Anonyme
s. n. (p. 10).


No. 6. QUOI ! TOUS DEUX ! — OUI.

Deux beaux fils, intimes amis, ont ramené du ſpectacle une ſuperbe étrangere, et ont pris l’un et l’autre pour elle un caprice, qu’avec plus de bizarrerie encore, elle incline fortement à favoriſer. Après un excellent ſouper, il étoit tems enfin d’en venir aux éclairciſſemens ; mais il faut que quelqu’un ſoit ſacrifié par elle, ou ſe ſacrifie lui-même. — Point du tout. Aucun des deux amis ne veut être heureux au préjudice de l’autre. Ce combat de généroſité ne convient nullement à la Belle, qui a très bien compté ſur une paſſade piquante.

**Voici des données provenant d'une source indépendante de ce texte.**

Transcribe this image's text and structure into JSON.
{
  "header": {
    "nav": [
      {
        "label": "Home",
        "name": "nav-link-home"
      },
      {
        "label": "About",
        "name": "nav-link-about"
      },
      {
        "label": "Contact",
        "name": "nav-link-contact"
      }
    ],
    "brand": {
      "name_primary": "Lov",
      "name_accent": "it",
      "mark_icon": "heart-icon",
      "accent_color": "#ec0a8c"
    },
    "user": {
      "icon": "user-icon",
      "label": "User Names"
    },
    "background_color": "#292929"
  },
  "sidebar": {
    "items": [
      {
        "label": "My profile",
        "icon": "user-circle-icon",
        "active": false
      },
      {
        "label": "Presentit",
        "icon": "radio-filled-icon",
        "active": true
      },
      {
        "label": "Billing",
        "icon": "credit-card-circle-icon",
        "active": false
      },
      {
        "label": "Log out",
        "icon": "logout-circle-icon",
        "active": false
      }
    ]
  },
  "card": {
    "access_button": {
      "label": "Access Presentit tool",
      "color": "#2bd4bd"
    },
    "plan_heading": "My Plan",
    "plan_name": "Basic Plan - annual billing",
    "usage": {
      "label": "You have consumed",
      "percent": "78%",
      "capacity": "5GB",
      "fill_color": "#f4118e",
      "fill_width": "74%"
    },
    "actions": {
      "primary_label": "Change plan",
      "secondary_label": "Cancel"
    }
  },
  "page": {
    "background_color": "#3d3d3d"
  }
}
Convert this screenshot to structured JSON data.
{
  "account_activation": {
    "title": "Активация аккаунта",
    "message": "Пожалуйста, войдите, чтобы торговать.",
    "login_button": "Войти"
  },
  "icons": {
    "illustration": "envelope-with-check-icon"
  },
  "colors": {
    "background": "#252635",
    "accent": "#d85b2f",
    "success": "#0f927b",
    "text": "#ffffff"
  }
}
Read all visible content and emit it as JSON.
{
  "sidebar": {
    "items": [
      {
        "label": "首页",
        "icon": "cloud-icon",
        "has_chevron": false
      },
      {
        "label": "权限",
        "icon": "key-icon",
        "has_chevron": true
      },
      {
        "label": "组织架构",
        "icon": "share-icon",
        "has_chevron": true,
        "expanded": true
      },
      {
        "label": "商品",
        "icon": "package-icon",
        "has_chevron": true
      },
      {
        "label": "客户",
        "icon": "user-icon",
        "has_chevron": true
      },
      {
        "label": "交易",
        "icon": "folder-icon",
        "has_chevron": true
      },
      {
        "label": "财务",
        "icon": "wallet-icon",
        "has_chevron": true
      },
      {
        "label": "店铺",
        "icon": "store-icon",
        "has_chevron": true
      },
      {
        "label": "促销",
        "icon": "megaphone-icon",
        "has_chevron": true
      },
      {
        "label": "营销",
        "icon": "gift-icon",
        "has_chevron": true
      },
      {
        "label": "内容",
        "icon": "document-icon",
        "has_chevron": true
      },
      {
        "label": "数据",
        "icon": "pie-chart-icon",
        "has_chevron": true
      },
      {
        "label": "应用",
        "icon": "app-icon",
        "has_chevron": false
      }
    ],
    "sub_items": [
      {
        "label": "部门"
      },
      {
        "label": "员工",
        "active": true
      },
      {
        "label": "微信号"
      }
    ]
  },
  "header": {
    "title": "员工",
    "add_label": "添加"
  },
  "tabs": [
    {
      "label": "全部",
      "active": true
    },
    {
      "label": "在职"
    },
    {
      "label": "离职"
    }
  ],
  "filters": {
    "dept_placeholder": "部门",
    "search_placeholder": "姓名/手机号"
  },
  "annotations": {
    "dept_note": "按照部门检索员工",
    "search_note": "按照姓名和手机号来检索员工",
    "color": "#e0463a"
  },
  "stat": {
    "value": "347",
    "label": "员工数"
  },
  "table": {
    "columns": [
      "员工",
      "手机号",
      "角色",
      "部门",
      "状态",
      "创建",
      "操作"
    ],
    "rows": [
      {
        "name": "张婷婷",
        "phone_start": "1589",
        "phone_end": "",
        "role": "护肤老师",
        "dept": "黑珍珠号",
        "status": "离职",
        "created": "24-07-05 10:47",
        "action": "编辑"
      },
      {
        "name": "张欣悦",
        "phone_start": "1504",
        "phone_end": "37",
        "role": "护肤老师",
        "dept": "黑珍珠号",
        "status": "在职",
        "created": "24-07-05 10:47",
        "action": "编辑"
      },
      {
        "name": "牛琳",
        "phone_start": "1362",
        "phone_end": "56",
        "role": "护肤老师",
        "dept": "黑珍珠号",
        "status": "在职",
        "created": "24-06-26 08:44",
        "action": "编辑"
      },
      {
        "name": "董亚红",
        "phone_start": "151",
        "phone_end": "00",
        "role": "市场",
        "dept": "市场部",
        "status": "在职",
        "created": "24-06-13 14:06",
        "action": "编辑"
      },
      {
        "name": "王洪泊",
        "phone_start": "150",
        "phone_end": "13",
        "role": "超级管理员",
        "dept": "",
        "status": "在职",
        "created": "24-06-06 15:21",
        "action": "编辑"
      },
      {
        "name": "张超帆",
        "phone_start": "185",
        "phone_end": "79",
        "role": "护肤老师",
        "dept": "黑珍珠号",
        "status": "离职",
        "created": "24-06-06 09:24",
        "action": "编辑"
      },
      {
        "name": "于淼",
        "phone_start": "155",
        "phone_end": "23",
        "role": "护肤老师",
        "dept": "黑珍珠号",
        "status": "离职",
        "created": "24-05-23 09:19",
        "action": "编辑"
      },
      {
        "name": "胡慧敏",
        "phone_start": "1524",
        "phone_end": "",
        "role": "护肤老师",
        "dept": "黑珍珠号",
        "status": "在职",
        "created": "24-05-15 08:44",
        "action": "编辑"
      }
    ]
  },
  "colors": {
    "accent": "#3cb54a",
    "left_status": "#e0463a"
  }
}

Enfin, à force d’argumenter, l’un des amis aviſe que l’objet charmant de leur commun deſir peut faire à la fois le bonheur de tous deux. Le mezzo terminé eſt auſſitôt ſenti et ſaiſi par l’ami, à qui cette idée n’étoit point encore venue. Marton, qui jusques là s’étoit tenue à portée pour happer celui de ces Meſſieurs que ſa Maîtreſſe n’employeroit point, eſt terraſſée du coup. Elle s’éloigne et va fermer la porte, maudiſſant de bon cœur l’arrangement qui va la fruſtrer. Au dernier moment, la Dame fait encore quelques petites façons ; mais chacun de ces Meſſieurs prélude d’avance à ſon poſte, et les argumens mis en avant ſont ſi concluans, qu’il n’y a plus moyen de les rétorquer.